After another week of robust earnings reports from leading technology companies investors responded by pushing the Nasdaq composite to record levels. Next week, Wall Street will spend a lot of time pondering the Fed's next move and digesting another batch of earnings reports.
For the week, the Dow Jones industrial average closed off 471 points to 11,251.71 while the Nasdaq composite rose 170 points to end at a record high of 4,234.90.
With so many earnings out this week, investors had little choice but to buy into tech bellwethers such as Apple Computer Inc. (Nasdaq: AAPL), International Business Machines Corp. (NYSE: IBM), America Online Inc. (NYSE: AOL), Microsoft Corp. (Nasdaq: MSFT) and Sun Microsystems Inc. (Nasdaq: SUNW).
"Basically, we are digesting the earnings numbers to see whether they are good or bad," said George Rodriguez, senior vice president at Guzman & Co. "For the most part, the Nasdaq -- with the more technology-driven names that have a predictable earnings flow -- will benefit the most in this market."
Predictably, America Online came through in its second quarter, turning a profit of $224 million, or 9 cents a share, on sales of $1.6 billion.
First Call consensus was expecting AOL to earn 8 cents a share.
Kudos to Apple Computer for blowing past Street estimates by a dime a share, earning $$183 million, or $1 a share, on sales of $2.34 billion.
Apple received a number of upgrades this week and its shares closed off 2 3/16 to 11 5/16 Friday.
Finally, it's time to acknowledge Advanced Micro Devices Inc. (NYSE: AMD), which topped analysts' estimates by a stunning 42 cents a share in its fourth quarter.
The chipmaker earned $65 million, or 43 cents a share, on sales of $969 million. Its shares closed off 2 3/8 to 36 5/8 Friday.
Looking ahead to next week, all eyes will be on the Fed or at least what everyone thinks the Fed might do at its policy meeting in early February.
Despite the market's sizzling performance so far this year, economists are expecting the Fed to only raise short-term interest rates by one-quarter of a percent.
If the Fed were to raise rates by 0.50 basis points, it could spell the beginning of a dry spell for the red-hot technology sector.
As if there haven't been enough earnings reports lately, a whole new batch of tech companies will report their results this week.

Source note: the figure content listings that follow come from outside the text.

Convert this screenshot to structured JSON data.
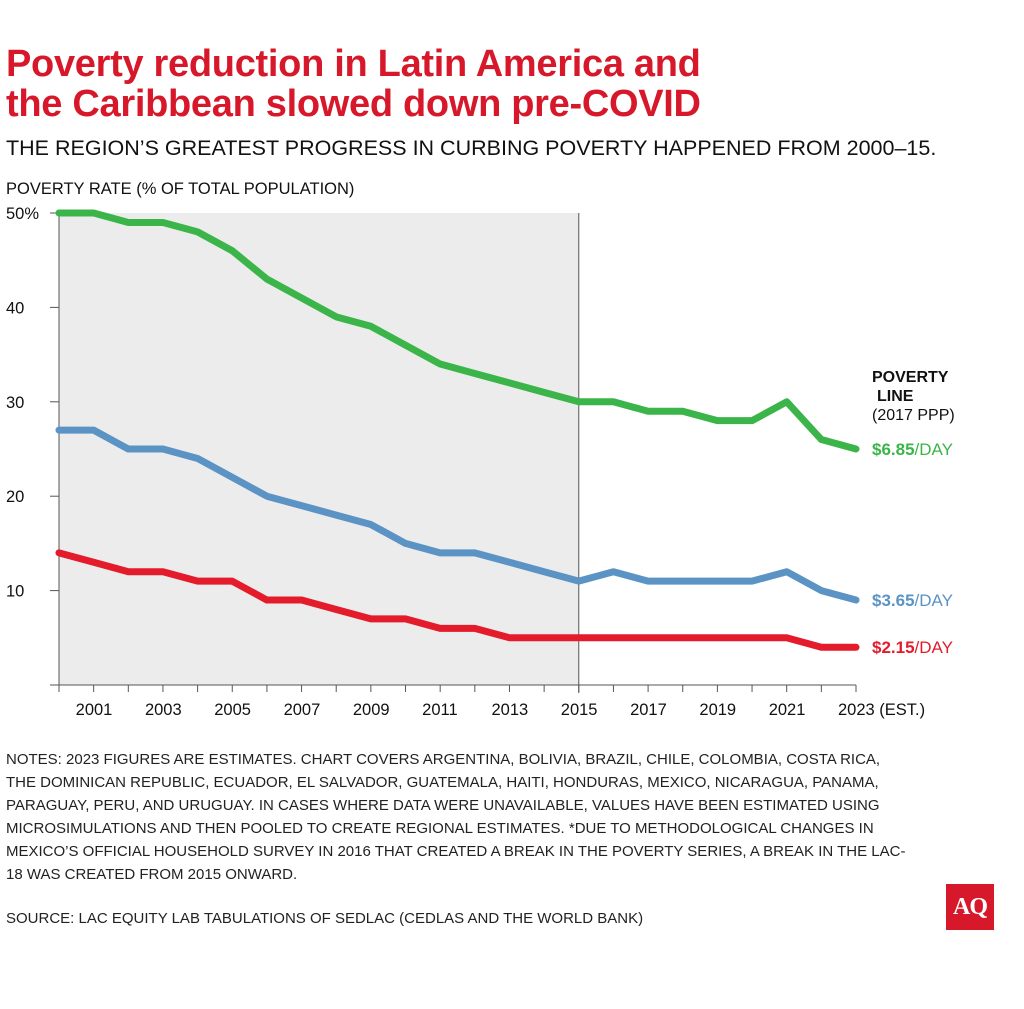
{
  "chart_data": {
    "type": "line",
    "title": "Poverty reduction in Latin America and the Caribbean slowed down pre-COVID",
    "subtitle": "THE REGION’S GREATEST PROGRESS IN CURBING POVERTY HAPPENED FROM 2000–15.",
    "ylabel": "POVERTY RATE (% OF TOTAL POPULATION)",
    "xlabel": "",
    "x": [
      2000,
      2001,
      2002,
      2003,
      2004,
      2005,
      2006,
      2007,
      2008,
      2009,
      2010,
      2011,
      2012,
      2013,
      2014,
      2015,
      2016,
      2017,
      2018,
      2019,
      2020,
      2021,
      2022,
      2023
    ],
    "xlim": [
      2000,
      2023
    ],
    "ylim": [
      0,
      50
    ],
    "x_tick_labels": [
      "2001",
      "2003",
      "2005",
      "2007",
      "2009",
      "2011",
      "2013",
      "2015",
      "2017",
      "2019",
      "2021",
      "2023 (EST.)"
    ],
    "y_tick_labels": [
      "50%",
      "40",
      "30",
      "20",
      "10"
    ],
    "y_ticks": [
      50,
      40,
      30,
      20,
      10,
      0
    ],
    "shaded_region": [
      2000,
      2015
    ],
    "grid": false,
    "legend_title": [
      "POVERTY",
      "LINE",
      "(2017 PPP)"
    ],
    "legend_placement": "right (direct labels)",
    "series": [
      {
        "name_bold": "$6.85",
        "name_suffix": "/DAY",
        "color": "#3bb54a",
        "values": [
          50,
          50,
          49,
          49,
          48,
          46,
          43,
          41,
          39,
          38,
          36,
          34,
          33,
          32,
          31,
          30,
          30,
          29,
          29,
          28,
          28,
          30,
          26,
          25
        ]
      },
      {
        "name_bold": "$3.65",
        "name_suffix": "/DAY",
        "color": "#5a93c4",
        "values": [
          27,
          27,
          25,
          25,
          24,
          22,
          20,
          19,
          18,
          17,
          15,
          14,
          14,
          13,
          12,
          11,
          12,
          11,
          11,
          11,
          11,
          12,
          10,
          9
        ]
      },
      {
        "name_bold": "$2.15",
        "name_suffix": "/DAY",
        "color": "#e31b2b",
        "values": [
          14,
          13,
          12,
          12,
          11,
          11,
          9,
          9,
          8,
          7,
          7,
          6,
          6,
          5,
          5,
          5,
          5,
          5,
          5,
          5,
          5,
          5,
          4,
          4
        ]
      }
    ]
  },
  "title_lines": [
    "Poverty reduction in Latin America and",
    "the Caribbean slowed down pre-COVID"
  ],
  "notes": "NOTES: 2023 FIGURES ARE ESTIMATES. CHART COVERS ARGENTINA, BOLIVIA, BRAZIL, CHILE, COLOMBIA, COSTA RICA, THE DOMINICAN REPUBLIC, ECUADOR, EL SALVADOR, GUATEMALA, HAITI, HONDURAS, MEXICO, NICARAGUA, PANAMA, PARAGUAY, PERU, AND URUGUAY. IN CASES WHERE DATA WERE UNAVAILABLE, VALUES HAVE BEEN ESTIMATED USING MICROSIMULATIONS AND THEN POOLED TO CREATE REGIONAL ESTIMATES. *DUE TO METHODOLOGICAL CHANGES IN MEXICO’S OFFICIAL HOUSEHOLD SURVEY IN 2016 THAT CREATED A BREAK IN THE POVERTY SERIES, A BREAK IN THE LAC-18 WAS CREATED FROM 2015 ONWARD.",
  "source": "SOURCE: LAC EQUITY LAB TABULATIONS OF SEDLAC (CEDLAS AND THE WORLD BANK)",
  "logo": "AQ"
}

Investors will be paying close attention to BMC Software's (Nasdaq: BMCS) third-quarter earnings.
Once a darling of Wall Street, BMC shares came under fire last quarter when it warned that Y2K concerns would dent it sales and earnings in the second and third quarters.
BMC did manage to top lowered expectations, earning $110.4 million, or 44 cents a share, on sales of $415.7 million.
This time around, First Call consensus expects a profit of 42 cents a share.
Silicon Graphics Inc. (NYSE: SGI) should provide some good theater next week when it unveils its second-quarter results. Not too long ago, this was a must-have for any technology stock portfolio.
But some good news appears to be on the horizon after company officials this week said it expects to report fiscal second quarter revenue of about $640 million, and operating results "just short" of breakeven.
Analysts were looking for a loss of 11 cents a share in the quarter but have since revised the figure to a loss of 7 cents.
Other earnings to keep an eye out for include GTE Corp. (NYSE: GTE), Tellabs Inc. (Nasdaq: TLAB) and eToys Inc. (Nasdaq: ETYS).